I’m sitting in the corner of the TV room on my own when a girl I’ve seen around but never spoken to comes running in.
‘Are you Clem?’ she says, breathless. ‘There’s a phone call for you.’
I look at her, not understanding, though her English is good; it’s my brain that’s slow. She gestures impatiently with her hand held to her face: phone.
‘Downstairs. For you.’
‘For me?’
‘Your mother.’ She smiles as I gawp at her and takes my hand. ‘Yes! Your mother!’
But I sit, unable to move, and stare at her, trying to take in her words.
My mother. On the phone.
My mother?
‘You must come, now.’
My brain tries to catch up, slower than my feet, as I let myself be pulled along the corridor to the top of the stairs.
Mum. On the phone. Waiting to speak to me. Now.
What will she say?
What will I say?
‘Wait,’ I say. ‘Stop. I just need to…’ I hold on to the stair rail, dizzy suddenly, a little sick.
I cling to the bannister and try to catch my breath and my thoughts.
What can I say to her, to my mother who left me, who I now need to save me?

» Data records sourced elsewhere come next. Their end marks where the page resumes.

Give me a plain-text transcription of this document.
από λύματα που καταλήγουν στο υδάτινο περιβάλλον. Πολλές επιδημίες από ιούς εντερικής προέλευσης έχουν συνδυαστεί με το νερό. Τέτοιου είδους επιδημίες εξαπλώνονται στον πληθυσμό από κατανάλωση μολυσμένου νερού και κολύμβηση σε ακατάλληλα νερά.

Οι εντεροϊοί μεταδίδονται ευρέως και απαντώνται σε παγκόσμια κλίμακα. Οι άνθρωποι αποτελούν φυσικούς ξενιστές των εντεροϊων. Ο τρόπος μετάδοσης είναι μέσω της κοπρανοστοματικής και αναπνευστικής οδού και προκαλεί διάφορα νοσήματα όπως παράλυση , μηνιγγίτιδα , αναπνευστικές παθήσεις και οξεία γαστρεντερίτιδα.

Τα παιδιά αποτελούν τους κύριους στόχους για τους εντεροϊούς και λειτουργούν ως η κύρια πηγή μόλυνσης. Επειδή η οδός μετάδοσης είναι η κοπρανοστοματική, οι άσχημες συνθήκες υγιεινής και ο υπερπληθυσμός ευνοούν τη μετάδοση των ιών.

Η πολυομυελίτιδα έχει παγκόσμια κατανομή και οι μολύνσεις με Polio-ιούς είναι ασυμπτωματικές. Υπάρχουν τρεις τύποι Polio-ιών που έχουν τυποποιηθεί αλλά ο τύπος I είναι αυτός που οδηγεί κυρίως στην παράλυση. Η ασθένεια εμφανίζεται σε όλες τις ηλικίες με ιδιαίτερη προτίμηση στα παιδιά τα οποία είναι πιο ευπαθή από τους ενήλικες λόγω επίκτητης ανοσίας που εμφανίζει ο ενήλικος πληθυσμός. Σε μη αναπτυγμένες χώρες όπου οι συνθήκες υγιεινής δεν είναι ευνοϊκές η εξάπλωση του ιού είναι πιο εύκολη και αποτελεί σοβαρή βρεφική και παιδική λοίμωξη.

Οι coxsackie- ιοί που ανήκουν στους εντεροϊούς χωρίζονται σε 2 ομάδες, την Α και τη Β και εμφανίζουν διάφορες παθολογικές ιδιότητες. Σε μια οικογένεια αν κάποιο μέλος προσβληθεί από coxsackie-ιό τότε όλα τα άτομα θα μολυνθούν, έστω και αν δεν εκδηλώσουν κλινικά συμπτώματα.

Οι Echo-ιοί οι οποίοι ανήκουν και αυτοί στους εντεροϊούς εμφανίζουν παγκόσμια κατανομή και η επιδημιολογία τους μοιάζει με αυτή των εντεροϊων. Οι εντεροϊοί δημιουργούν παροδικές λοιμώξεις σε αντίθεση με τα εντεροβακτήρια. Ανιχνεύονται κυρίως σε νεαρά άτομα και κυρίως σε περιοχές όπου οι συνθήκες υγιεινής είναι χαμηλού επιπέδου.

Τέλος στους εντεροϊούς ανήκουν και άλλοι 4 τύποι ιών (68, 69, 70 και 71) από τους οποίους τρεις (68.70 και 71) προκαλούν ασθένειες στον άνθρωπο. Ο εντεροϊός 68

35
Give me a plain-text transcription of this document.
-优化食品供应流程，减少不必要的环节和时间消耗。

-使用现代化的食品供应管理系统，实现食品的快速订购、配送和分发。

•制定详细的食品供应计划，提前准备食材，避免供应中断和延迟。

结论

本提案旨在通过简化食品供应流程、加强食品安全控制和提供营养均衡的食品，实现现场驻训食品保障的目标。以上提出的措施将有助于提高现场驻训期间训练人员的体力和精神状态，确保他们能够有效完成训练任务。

What words will I possibly find?
I know you probably don’t love me but please can you help me anyway? Because I haven’t got anyone else.
Or:
I hate you.
Or:
Did you swim in the sea like you wanted?
‘Come,’ the girl says, anxious. ‘Or she may be gone.’
‘Yep,’ I say. ‘That’d be about right.’
I go downstairs, I stop outside the door of the office and I take a deep breath.
Everything has that too-real feeling, like when you’re at the optician’s, everything blurry, and they slot a lens in and suddenly everything is clear. I feel my heart beating. I’ll say hello. That’s all I need to do. The rest is up to her.
I walk into the office and Polly’s there, holding the phone out to me, smiling and nodding encouragement. I hesitate and then take it from her.
‘Hello?’ I say. It comes out croaky, not calm and grown up, and just a tiny bit bored like I’d heard it in my head.
And then there’s silence.
And then a voice says, ‘Hello?’
And with a shock of familiarity, I realize her voice is one I know.
Not the voice of a stranger, as I’d expected.
Distant from myself, I think: Does this mean I remember her? Or do I know her voice because she’s part of me, I’m part of her? And I notice, from my distant viewpoint, that I’m pleased.
I don’t mean to be. I don’t want to be. But I am pleased that her voice is familiar because it means we know each other, really know each other, and so mine will be familiar to her too.
And then, all in a slowed fragment of a second, I know that’s wrong.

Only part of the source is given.